L'iniziativa promossa dall'Ufficio del lavoro di Ginevra, di cui ha riferito oggi La Regione, piace molto anche alla politica cantonale. Oltre a una mozione del deputato UDC Marco Chiesa, ancora pendente, oggi si è aggiunta quella dei Verdi che chiedono di seguire l'esempio romando. Il Consiglio di Stato e le istituzioni preposte ci stanno ragionando e forse a breve potrebbe giungere una risposta.
Tuttavia se in Ticino tecnicamente l'esempio di Ginevra è percorribile bisogna ricordare un fattore importante che differenzia il nostro cantone da quello sule rive del Lemano. "A Ginevra l'attività statale è enorme" ricorda Montorfani che spiega: "Loro hanno un aeroporto pubblico, l'università molto grande e altre strutture pubbliche di dimensioni diverse dalle nostre". Insomma a Ginevra ci sono più dipendenti pubblici ed è relativamente più sempice avere posti vacanti. Nella nostra realtà i settori che potrebbero essere toccati sono soprattutto la scuola e il settore sanitario, ma per quest'ultimo spesso bisogna ricorrere a forntalieri "perché c'è molta richiesta e con i lavoratori residenti non si riesce a rispondere alle esigenze delle strutture sanitarie" ci dice Montorfani.

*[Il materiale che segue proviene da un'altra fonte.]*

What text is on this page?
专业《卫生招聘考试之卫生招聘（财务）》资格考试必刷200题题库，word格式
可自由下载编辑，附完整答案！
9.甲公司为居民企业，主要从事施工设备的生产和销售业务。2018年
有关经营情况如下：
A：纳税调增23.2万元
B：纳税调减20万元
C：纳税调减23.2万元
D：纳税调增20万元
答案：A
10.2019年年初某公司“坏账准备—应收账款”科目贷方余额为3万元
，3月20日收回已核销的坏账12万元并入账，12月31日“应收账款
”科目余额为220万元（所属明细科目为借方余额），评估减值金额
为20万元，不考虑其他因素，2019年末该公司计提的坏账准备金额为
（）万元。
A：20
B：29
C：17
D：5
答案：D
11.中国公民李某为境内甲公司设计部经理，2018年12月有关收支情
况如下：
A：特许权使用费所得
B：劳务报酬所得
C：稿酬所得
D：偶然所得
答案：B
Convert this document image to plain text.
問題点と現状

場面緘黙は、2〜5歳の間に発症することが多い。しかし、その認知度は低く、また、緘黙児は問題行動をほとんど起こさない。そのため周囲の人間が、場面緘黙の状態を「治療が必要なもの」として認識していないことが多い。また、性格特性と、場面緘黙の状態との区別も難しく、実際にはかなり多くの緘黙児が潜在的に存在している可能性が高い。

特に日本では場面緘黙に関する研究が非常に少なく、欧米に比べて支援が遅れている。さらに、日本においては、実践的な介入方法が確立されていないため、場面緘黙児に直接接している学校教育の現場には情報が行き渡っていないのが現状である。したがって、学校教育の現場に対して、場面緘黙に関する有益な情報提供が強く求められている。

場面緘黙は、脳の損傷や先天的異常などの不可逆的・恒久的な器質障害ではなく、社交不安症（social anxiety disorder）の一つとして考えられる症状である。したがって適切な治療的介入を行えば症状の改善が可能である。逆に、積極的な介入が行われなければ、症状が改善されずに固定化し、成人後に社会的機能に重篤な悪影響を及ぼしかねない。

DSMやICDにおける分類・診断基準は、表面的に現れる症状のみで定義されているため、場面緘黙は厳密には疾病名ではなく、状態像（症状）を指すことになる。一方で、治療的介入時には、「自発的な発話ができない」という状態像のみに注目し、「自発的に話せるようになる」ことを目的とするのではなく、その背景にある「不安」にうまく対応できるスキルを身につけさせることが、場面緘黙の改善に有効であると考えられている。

A Ginevra è stata fatta una scelta che favorisce i disoccupati locali rispetto ai frontalieri. Si tratta anche di una scelta politica. Ma rimanendo nel campo dei diritti, se il Ticino volesse seguire la stessa via si porrebbe un altro problema: quello della parità di trattamento. Perché creare una "corsia preferenziale" per i disoccupati nell'amministrazione pubblica vorrebbe dire non considerare coloro che sono disoccupati ma non sono iscritti presso gli Uffici di collocamento e coloro che vorrebbero candidarsi per un posto pubblico.